Hampir dua pertiga dari 1,2 juta orang yang disurvei di seluruh dunia mengatakan umat manusia menghadapi keadaan darurat iklim, menurut survei PBB, yang terbesar dari jenisnya yang pernah dilakukan.
Tua dan muda, kaya dan miskin, responden di 50 negara yang menampung lebih dari setengah populasi global juga memilih dari sejumlah opsi kebijakan untuk mengatasi masalah tersebut, para peneliti di Program Pembangunan PBB (UNDP) dan Universitas Oxford melaporkan pada hari Rabu (27 Januari).

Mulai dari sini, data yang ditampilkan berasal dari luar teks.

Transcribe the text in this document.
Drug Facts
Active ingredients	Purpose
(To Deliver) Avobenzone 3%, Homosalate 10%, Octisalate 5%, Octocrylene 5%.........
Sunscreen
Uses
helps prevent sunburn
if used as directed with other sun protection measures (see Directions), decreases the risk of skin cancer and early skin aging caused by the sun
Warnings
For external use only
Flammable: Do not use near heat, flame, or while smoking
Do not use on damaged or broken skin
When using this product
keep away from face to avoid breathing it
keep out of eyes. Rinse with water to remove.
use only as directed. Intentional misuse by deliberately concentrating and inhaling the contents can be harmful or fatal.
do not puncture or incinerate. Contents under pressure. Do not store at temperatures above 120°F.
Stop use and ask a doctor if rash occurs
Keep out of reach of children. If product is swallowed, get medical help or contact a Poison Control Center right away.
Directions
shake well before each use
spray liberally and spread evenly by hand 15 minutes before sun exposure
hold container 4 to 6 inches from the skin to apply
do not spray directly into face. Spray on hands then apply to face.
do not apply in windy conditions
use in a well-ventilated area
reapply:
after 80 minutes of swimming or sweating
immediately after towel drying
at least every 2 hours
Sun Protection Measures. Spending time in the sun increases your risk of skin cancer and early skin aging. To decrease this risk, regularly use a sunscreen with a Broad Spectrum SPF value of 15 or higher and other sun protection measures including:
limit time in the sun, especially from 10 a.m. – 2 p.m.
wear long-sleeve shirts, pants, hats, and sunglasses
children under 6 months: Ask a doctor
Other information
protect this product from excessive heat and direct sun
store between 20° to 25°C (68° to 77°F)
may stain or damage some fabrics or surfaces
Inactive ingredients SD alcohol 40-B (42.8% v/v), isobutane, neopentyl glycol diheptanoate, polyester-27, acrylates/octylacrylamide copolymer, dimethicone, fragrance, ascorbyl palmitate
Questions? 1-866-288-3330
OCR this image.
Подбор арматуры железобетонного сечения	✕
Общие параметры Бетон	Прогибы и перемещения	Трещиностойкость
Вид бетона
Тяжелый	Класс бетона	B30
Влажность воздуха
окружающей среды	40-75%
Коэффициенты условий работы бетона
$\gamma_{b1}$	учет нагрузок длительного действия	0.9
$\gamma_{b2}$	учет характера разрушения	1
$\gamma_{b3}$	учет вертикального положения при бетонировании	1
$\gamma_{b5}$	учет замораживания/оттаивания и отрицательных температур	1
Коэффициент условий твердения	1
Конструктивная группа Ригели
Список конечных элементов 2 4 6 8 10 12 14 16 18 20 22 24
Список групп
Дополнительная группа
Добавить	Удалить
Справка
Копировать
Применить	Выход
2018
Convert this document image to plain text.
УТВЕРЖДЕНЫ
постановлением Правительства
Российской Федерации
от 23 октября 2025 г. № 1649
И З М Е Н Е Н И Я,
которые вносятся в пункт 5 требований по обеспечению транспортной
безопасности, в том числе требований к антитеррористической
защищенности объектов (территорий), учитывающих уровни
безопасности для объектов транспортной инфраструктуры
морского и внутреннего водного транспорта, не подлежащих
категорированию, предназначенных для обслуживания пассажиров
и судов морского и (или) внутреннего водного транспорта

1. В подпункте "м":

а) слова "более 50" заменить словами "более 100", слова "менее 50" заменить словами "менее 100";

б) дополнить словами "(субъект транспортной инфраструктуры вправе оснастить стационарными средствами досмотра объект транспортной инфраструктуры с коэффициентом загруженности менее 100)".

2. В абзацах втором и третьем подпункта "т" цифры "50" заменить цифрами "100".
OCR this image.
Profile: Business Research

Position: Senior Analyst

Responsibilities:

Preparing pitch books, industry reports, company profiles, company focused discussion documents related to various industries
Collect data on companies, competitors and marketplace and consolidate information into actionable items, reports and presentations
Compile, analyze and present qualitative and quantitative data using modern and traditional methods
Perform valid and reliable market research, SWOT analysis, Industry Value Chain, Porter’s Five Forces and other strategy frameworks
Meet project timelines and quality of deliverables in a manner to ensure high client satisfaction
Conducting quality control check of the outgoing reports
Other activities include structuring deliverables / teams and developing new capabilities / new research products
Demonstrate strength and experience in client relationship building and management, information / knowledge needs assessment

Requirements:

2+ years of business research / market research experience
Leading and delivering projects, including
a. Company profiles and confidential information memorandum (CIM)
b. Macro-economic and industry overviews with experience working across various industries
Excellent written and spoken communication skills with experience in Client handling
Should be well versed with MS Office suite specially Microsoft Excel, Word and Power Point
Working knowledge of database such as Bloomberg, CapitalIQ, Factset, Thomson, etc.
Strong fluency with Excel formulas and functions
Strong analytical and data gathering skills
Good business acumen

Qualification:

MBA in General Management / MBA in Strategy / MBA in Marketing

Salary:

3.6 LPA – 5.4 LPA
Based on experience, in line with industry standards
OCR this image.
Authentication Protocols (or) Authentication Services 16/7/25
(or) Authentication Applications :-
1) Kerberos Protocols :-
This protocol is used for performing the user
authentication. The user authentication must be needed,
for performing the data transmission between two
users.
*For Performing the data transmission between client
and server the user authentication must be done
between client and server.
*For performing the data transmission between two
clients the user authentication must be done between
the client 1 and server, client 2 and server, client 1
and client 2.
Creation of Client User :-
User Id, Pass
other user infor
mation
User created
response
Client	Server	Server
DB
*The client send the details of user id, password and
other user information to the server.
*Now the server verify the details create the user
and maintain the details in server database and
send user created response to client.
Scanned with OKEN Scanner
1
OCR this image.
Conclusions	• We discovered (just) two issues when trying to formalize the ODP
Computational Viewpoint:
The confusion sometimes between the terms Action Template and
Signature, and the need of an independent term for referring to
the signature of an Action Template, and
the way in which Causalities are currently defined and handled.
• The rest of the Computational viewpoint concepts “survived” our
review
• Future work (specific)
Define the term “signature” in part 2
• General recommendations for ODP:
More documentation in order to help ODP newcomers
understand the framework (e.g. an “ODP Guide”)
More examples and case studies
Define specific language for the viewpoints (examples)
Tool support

Temuan ini menunjukkan gerakan iklim global akar rumput yang melonjak ke panggung dunia pada tahun 2019 – yang dipimpin, sebagian, oleh Greta Thunberg dari Swedia yang saat itu berusia 16 tahun – masih mendapatkan momentum, bahkan jika pandemi yang mengamuk telah mengaburkan ruang lingkupnya.
“Kekhawatiran tentang keadaan darurat iklim jauh lebih luas daripada yang kita ketahui sebelumnya,” kata Stephen Fisher, seorang sosiolog di Oxford yang membantu merancang survei dan memproses data, kepada AFP dalam sebuah wawancara.
“Dan sebagian besar dari mereka yang mengakui keadaan darurat iklim menginginkan tindakan segera dan komprehensif.”
Dalam inovasi yang cerdas, survei singkat muncul seperti iklan di aplikasi game ponsel, memberi para peneliti akses ke demografi yang mungkin tidak menanggapi jajak pendapat publik.
Kesenjangan gender
Di tingkat nasional, sekitar 80 persen orang di Inggris, Italia dan Jepang menyatakan firasat serius tentang dampak perubahan iklim, yang sejauh ini – dengan satu tingkat pemanasan sejauh ini – secara terukur meningkatkan intensitas gelombang panas, kekeringan dan curah hujan yang memicu banjir, serta badai yang dibuat lebih merusak oleh naiknya air laut.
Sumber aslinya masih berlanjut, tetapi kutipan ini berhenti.